I agree. There is a stunning collie x lab at flyball who was a rescue dog who's owner was killed in a road accident. The original owner had raised the dog fantastically it simply needed a new home due to very sad circumstances.


----------



## Prittycurrency (8 mo ago)

I have 2 cockapoo females that are now 24 wks they come from the same litter and all they do is fight !!! I mean all day and all night !!! It’s mostly playful theyplay growl until they fall asleep it’s so funny they chase and tackle each other like crazy energy balls !!! They listen very well .. Serena is tan and Venus is black ❤ Serena is more of the leader she’s also a bit bigger but Venus actually weighs more.
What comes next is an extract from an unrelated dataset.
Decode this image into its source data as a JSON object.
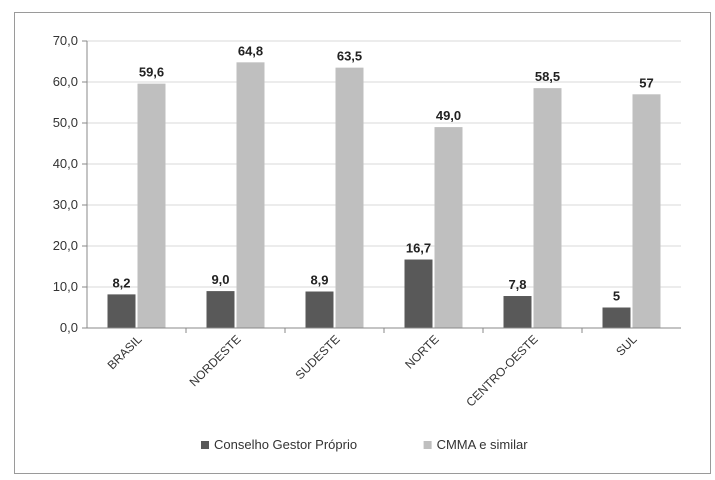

Venus is more of the thinker of the 2 and is more affectionate 🥰 she’s very chill and likes time to herself !! Not Serena she cries soon as I go to pee and follows me everywhere very clingy and jealous when I go to pet Venus who absolutely loves belly rubs Serena jumps on me!! Lol I love them ❤ But potty training has been a nightmare so far !! I give way too many treats bc there so cute !! So I kno it’s my fault I have no heart when it come me to telling them no . My Fiancé is Mr No No to the dogs and they kno it too .. He’s like they’re gonna like you more bc you don’t discipline.. & blah blah but they are awesome oh and lastly they are overly excited every morning or when I’m gone for a while .. they jump all over me and my guest and pee from excitement


----------